In Cockpit Crisis, author Chris Sorensen cites 50 commercial airline crashes in the past five years, all categorized as ‘loss of control’ crashes (as opposed to mechanical failure or collision, for example).  Each of these crashes, according to the reports, contained an element of pilot error.
“They simply shouldn’t have happened,” he quotes an airline investigator as saying. “In many incidents, the airplane has gone into a stall and every automated safety procedure kicked in, but the pilots failed to recognize the situation and failed to recover.”
The author continues “Why is this happening? Some argue that the sheer complexity of modern flight systems, though designed to improve safety and reliability, can overwhelm even the most experienced pilots when something actually goes wrong.” And this, in a nutshell, is the Normal Accident theory in action.
Coined by Charles Perrow in his highly influential book Normal Accidents: Living with High-Risk Technologies (Basic Books, NY, 1984), he convincingly argues that accidents need to be expected and considered ‘normal’ in any complex and tightly coupled activity. While his work centres on high risk technologies such as nuclear power plants, oil refineries and airlines, his principles are instructive to any activity with exposure to risk.

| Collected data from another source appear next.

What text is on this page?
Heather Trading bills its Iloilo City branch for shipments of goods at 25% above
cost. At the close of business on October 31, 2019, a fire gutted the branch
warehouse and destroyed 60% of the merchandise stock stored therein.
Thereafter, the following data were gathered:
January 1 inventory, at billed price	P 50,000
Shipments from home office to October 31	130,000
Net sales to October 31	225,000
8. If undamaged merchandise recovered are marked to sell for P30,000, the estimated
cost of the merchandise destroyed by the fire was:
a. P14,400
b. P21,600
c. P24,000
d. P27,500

Coupling and complexity are two measures by which to assess an operation or system’s reliability. Complexity refers to the predictability of what happens if something goes wrong. For much of the adventure industry, the exposure to risk is fairly discrete, and the mechanism is relatively predictable. Complexity, though, works back through the systems that house it. A fast paced, multi-program operation would be considered more complex than a single trip mom-and-pop. When something goes wrong, it has perhaps unpredictable impact on other clients, programs, or areas of the operation. Most operations are likely more complex than they think, as airline disruptions, forest fires or road closures all have a direct impact and unforeseen consequences.

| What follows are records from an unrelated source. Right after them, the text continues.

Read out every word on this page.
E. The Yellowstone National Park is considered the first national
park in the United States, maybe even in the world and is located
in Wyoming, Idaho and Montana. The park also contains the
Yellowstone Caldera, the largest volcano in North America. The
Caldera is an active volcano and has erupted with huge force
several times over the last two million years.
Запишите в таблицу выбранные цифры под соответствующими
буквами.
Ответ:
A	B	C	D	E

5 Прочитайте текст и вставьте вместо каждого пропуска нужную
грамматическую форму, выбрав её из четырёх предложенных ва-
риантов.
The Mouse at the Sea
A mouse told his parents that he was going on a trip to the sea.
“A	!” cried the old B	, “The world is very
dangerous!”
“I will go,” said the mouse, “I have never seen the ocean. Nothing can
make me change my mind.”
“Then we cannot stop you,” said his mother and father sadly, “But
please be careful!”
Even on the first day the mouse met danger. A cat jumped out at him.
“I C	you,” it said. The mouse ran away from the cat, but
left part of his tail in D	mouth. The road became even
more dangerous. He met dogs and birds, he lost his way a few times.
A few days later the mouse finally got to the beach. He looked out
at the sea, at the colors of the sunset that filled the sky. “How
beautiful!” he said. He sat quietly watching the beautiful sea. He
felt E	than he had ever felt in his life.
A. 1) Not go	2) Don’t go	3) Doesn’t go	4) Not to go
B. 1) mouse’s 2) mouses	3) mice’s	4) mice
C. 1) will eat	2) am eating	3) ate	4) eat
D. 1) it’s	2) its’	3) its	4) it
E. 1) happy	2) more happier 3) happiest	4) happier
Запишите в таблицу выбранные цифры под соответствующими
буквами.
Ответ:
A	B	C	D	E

Coupling refers how much slack is in the system. Consider it a sliding scale. A typical low risk adventure activity has plenty of slack, such as backcountry ski touring. There is time to plan and adjust as needed. When things start to go wrong, however, slack starts to disappear, options become limited, and events start to unfold quickly. A group that finds themselves in avalanche terrain sees slack start to disappear, and if caught in a slide, there are no longer any options. Back to the Maclean’s article, while on autopilot there is some slack in the system. When the plane somehow goes into stall, events are tightly coupled. Combined with complexity, the situation often outstrips an individual’s ability to correct it.
On individual ability, Sorenson’s article contained a chilling line, when applied to the adventure sector. “…The focus in recent years has, perhaps myopically, been on simplifying and speeding up training regimes, secure in the knowledge that planes have never been smarter or safer.” Guide training, too, has shortened dramatically over the past 20 years. It is a relative few operations that still require a long apprenticeship, instead fast tracking new guides to positions of responsibility. The ‘smarter and safer’ is (myopically) applied to the program’s safety track record. Back to Normal Accident theory, any complex and tightly coupled operation (of which all operations contain to at least some extent) needs to expect the worst case scenario, and what’s worse, may not recognize when it is upon them. As the airline expert warned previously, “the pilots failed to recognize the situation and failed to recover.”
In the appendix in the new Managing Risk book I propose a System Complexity Index – a means by which to measure an adventure operation’s complexity and coupling – and more importantly strategies to minimize both. We’ve had great success applying this index to individual operations and providing a means to build system and program resiliency.